Positive change: Candidates know they will not be traveling. So I talked to a woman probably a year ago now, though. She lives in New York City. She lives in California but has a job in New York City. And she knew the president of the company, and she said, well, we can’t travel. We only meet once a month, anyway. So if you can just get to New York City once a month, you can still live where you live in California.
I think the big impact when I’d say is location doesn’t matter anymore because of everybody working at home and being acceptable to work at home; it’s taken the location barrier away.
Typically, your location is tough to map when you’re recruiting is very hard to map. I have a map of the United States I’m looking at, but I had a client a few years ago who was in downtown Los Angeles. So imagine downtown Kevin is probably crowded. There’s probably a lot of traffic. Nobody wants to work downtown, even if it’s a good job; you don’t want the hassle of commuting every day.
I had a bunch of great candidates. They turned the job down. They just didn’t want to go into this downtown. They didn’t want to change their lifestyle. It was an extra hour every day of commuting. They didn’t want to hassle it. Now they don’t have to be in the office every day. Just be there a few hours every day or once or twice a week.
Negative impact: I think in the long term, there are some issues. I think working from home and not working with colleagues on a day-to-day basis and getting to know people is just like if you and I work together on a project and say, hey, let’s go for lunch; I want to chat with you about a lot of work that gets done not in meetings, let’s have a cup of coffee, let’s go to the cafeteria, let’s have a cup of coffee. I want to ask you this. How do you handle this problem?
A lot of the things in sales, marketing, and accounting were done just by collaborating. You’re just seeing someone in the hallway.” Hey, I have a question for you. Let’s talk about this.” So I think that’s missing, and from a work standpoint, I think that’s a problem. From a recruiting standpoint, hiring people is probably more manageable when the location doesn’t matter.

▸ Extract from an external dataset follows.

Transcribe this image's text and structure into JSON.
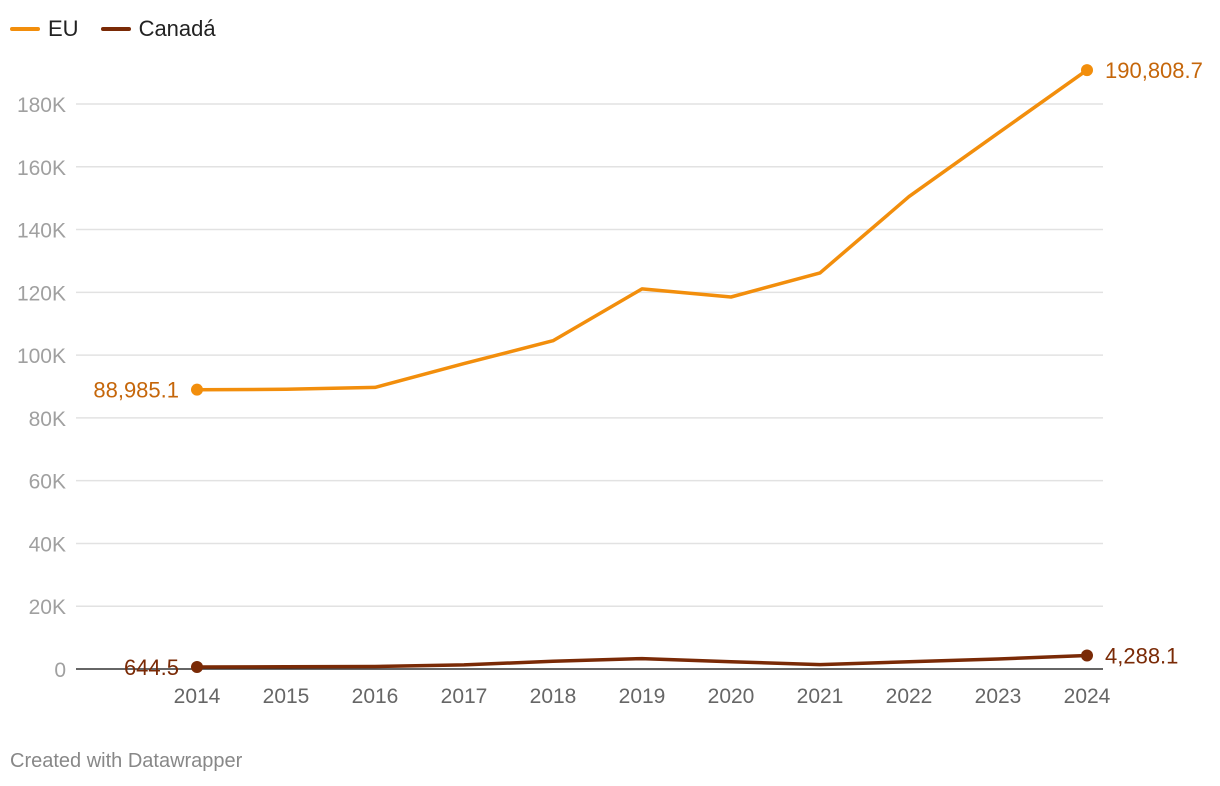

I think there are some long-term repercussions that we probably don’t understand yet of not working together; what they are, I’m not positive, but I think this combination of working together in person and remote works. And maybe we’ll be fine. I don’t know. Maybe we’ll just get used to it as human beings.
Q: Will the recruiter’s role extend to involve the deployment of business strategy? Can it help in deployment?
A good recruiter should be involved in the strategy. The recruiter’s role is to find a job for a qualified person. If you can hire a better person, you’ve had a strategic impact on the company, produce more, get along better, grow faster, come up with new ideas, sell more, more accurate accounting, whatever it is. If you can play someone who raises the average, you’ve had a massive strategic impact on the company. And I think my company and I did that a lot as a recruiter. I remember one client, still a friend of mine, president of a company. I replaced the controller, the VP of finance, the head of manufacturing, the head of quality control, the factory manager, probably six or eight people, and they’re all great people. And he was a friend of mine, and we were doing business together.
So there is a strategic role, number one at the time.
If you’re only placing entry-level people in a call center, that’s not strategic. But if you’re placing managers or directors of vice presidents, the impact of those people on the company is strategic. You hire a good person and change the direction of the company. You hire an average person; it impacts the company’s success.
So I think the quality of the people you represent at the level can strategically impact the organization. And the more influence you have on getting those assignments and filling these people with great jobs, the more impactful you’ll be. Recruiting can be an essential job, but you’ve got to do it right, and you’ve got to be good at it.